Category: Earth Science

“Return to list… Buried Forests Formed in Decades not Millennia”

This post is written against this page under the Earth Science tab on evolutionthelie.com.

Yet another article, yet another link that leads to an article that has since been taken down for this or that reason. I cannot help but hypothesize that the article was criticized for the quality of science therein, but that’s neither here nor there.

This post concerns the potential misinterpreting of the geological record by geologists and Earth Scientists over time, providing misleading conclusions as to the age of different findings. The post author claims that comparisons that have been made between the “buried forests” of Mt.

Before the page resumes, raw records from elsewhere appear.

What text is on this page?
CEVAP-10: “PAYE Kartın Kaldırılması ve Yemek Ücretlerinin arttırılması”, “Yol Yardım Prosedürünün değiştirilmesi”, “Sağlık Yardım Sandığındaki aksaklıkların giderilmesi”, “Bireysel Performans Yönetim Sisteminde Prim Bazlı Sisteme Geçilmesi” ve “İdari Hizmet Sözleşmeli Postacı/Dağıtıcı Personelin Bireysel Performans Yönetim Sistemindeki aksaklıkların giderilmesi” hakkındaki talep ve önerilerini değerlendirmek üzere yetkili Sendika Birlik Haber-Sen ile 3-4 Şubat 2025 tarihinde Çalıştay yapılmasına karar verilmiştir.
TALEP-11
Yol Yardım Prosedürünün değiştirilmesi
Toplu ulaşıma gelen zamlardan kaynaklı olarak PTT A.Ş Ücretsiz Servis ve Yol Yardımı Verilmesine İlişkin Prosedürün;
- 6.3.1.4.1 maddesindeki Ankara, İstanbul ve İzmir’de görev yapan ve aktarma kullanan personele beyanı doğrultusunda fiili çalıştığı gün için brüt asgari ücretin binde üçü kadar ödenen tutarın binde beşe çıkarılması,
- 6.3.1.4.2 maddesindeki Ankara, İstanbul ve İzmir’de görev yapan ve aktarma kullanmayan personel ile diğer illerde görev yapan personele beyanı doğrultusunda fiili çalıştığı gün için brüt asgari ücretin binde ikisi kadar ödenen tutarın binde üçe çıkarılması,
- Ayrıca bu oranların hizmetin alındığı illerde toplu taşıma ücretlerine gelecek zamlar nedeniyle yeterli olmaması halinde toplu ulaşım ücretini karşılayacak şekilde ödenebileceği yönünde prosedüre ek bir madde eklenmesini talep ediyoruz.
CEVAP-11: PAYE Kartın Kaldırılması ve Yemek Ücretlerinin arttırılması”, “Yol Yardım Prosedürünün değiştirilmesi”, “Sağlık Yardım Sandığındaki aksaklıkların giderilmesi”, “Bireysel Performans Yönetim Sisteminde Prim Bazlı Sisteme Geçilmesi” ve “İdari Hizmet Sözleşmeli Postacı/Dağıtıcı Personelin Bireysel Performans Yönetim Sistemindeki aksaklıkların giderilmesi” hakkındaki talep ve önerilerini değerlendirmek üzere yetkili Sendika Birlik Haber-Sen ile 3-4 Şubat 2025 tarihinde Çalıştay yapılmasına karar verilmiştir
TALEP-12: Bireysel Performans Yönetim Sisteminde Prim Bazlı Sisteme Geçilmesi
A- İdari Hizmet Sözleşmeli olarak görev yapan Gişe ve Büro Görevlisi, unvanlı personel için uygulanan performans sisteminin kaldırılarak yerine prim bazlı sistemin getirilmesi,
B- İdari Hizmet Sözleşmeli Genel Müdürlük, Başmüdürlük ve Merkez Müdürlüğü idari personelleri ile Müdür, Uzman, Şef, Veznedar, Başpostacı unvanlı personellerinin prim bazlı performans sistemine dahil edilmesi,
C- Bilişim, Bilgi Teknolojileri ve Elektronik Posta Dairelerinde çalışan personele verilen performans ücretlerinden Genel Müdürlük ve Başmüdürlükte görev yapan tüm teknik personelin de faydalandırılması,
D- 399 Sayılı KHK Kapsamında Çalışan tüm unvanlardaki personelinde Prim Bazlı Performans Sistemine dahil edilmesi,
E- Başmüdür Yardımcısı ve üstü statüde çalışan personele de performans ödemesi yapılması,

St. Helens, created in the late 20th century, and the “buried forests” of Yellowstone National Park, suspected to be hundreds of thousands of years old, indicates that the “buried forests” of Yellowstone may in fact be far more recently formed than originally thought.

For all intents and purposes, I am going to assume that by “buried forests” the author means the uncovering of petrified wood that has been preserved for decades, even millennia. As I said above, the article this post references has since been removed from its place on the internet and is thus difficult to interpret. My criticism, though, comes from this link, explaining the petrified wood that has been found on Specimen Ridge in Yellowstone. According to this source, fossilized plants have been uncovered that, by radiometric dating, have been found to be approximately 48 million years old. It is difficult to rationalize how a 48 million year old plant could be in an environment that is only decades old, as the post claims. I think that, quoting a previous post on evolutionthelie.com, if it looks like a duck and sounds like a duck…

“Archaeopteryx: The missing link that wasn’t”

This post is written against this page under the Earth Science tab on evolutionthelie.com.

This post claims that the fossilized creature Archaeopteryx is nothing more than a fossilized bird–not the transition species between dinosaurs and birds that it claims to be. I think that comparing the fossil to the skeleton of modern birds is perhaps the best way of sifting through the evidence to better understand this argument.

Examining this fossil, one can clearly see the wings of the creature, the fossilized markings that denote where feathers used to be, and the unique appearance of the fossil that doesn’t quite look like anything that exists in the world today. Now alternatively, lets examine the skeleton of a modern pigeon.

 

 

 

 

 

 

 

 

The similarities between the two images are undeniable–the small rib cage, the wing and leg structures, the presence of feathers. There are also, though, significant differences. The shape of the head, for starters, is perhaps the most obvious difference. The Archaeopteryx fossil doesn’t have a beak, it appears to have a mouth that is far more similar to our conceived notion of what dinosaur heads looked like. While the talons on the legs appear similar to those on the bird, there is certainly a difference in the distal ends of the wing bones–they seem to be much more defined on the archaeopteryx. The fossil seems to be different enough from the pigeon that it feels wrong to call it a bird. It is clearly not, though, a dinosaur. This is how the case has been assembled that dubs archaeopteryx a transition species that existed somewhere along the evolutionary path that lead to modern birds. Though an extremely bird-like creature, the existence of this fossil means that we must strongly consider the origin of this creature and the implications it has for evolution as a whole.